I have the oddest feeling that both of us are going to cry. If I had any right at all I’d put my arms around him and offer comfort.
“It’s ironic, isn’t it?” he says. “Both of the women I chose to marry decided I didn’t deserve to know that I had a daughter.” Anger seethes under the sadness.
I take the jab. I deserve it and more. “I am sorry, Jake. I really am. I . . . I had to do what I thought was best for Lauren. I couldn’t put her in the middle of what was going on in your marriage and your life.” Nor did I want to add to his burden after the blow I’d already dealt him.
His smile breaks my heart. “You know what hurts the most?”
I wait in silence for his answer, because from the tone of his voice it sounds like everything hurts.
“That all this time Lauren’s assumed I didn’t give a rat’s ass about her. My c
hild who is now an adult has spent her entire life believing I abandoned her.”
“Oh no. That’s not what she thought.” I sit up, eager now to tell him the good news. “She never thought that. I’d never let that happen.”
“No?” His tone says he doesn’t believe me. And so do his eyes. And who can blame him?
“No, of course not because . . .” I stop when I come to my senses and realize that what I did tell her was in many ways worse than the truth.
“Because what?” His eyes narrow.
I swallow and it takes everything I have not to drop my eyes or leap up from the table so that I can run and hide. “Because . . .” I swallow again. “She doesn’t think you abandoned her. She thinks you’re dead.”
Seven
Bree
Manteo
I’d like to pretend that turning forty hasn’t thrown me. That I’ve successfully treated it like any other birthday.

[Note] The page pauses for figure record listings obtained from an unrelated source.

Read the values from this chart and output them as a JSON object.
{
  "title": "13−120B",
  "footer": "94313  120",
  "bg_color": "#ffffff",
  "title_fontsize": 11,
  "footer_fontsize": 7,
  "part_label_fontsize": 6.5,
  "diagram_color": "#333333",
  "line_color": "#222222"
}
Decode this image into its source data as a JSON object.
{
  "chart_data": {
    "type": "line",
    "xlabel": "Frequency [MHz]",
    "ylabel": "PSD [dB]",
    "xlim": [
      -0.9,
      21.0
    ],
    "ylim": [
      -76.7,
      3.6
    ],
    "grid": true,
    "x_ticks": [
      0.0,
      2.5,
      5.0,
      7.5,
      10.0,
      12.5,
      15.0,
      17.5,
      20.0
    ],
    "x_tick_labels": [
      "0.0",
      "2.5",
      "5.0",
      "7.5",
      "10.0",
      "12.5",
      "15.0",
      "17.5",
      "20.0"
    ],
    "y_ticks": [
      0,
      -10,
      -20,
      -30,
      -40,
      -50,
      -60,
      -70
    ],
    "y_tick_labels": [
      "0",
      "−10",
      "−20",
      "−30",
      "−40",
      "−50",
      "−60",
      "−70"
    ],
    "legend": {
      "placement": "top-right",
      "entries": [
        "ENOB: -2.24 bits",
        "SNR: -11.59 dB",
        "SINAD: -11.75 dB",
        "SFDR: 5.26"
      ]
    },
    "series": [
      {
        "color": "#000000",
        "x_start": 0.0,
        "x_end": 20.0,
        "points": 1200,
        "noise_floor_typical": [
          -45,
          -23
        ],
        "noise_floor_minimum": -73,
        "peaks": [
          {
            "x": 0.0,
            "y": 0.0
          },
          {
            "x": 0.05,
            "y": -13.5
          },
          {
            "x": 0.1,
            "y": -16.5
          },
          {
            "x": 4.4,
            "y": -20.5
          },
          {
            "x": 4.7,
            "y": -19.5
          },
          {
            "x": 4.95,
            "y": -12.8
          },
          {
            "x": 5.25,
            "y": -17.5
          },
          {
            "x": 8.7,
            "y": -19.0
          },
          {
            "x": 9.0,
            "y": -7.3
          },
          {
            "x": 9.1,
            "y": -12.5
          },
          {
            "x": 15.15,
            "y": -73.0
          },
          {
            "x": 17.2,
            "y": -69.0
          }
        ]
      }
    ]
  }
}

That I’m not upset that Lauren is getting married or jealous that she’s not only having the career I once dreamed of but is now venturing into the territory I staked out for myself.
I’ve been snippy and out of sorts since the big four-oh! and the engagement news has only made it worse. Not that anyone seems to have noticed. Clay and Lily are busy with their own lives and don’t really notice what I’m up to unless I force them to. Rafe, who’s in his junior year at Carolina, communicates primarily by text and most of his communication revolves around asking for extra spending money or complaining about a professor, or his part-time job, or whatever else is on his mind in that moment. I am the recipient of his thoughts and emotions; something I treasure as a mother even as I’ve come to believe that no news really is good news. And, of course, it rarely occurs to him to ask about me in any way. To my children I’m simply She Who Is Always There. And given how not “there” my parents were, I’m proud of the fact that my children never had reason to doubt their parents’ love or affection.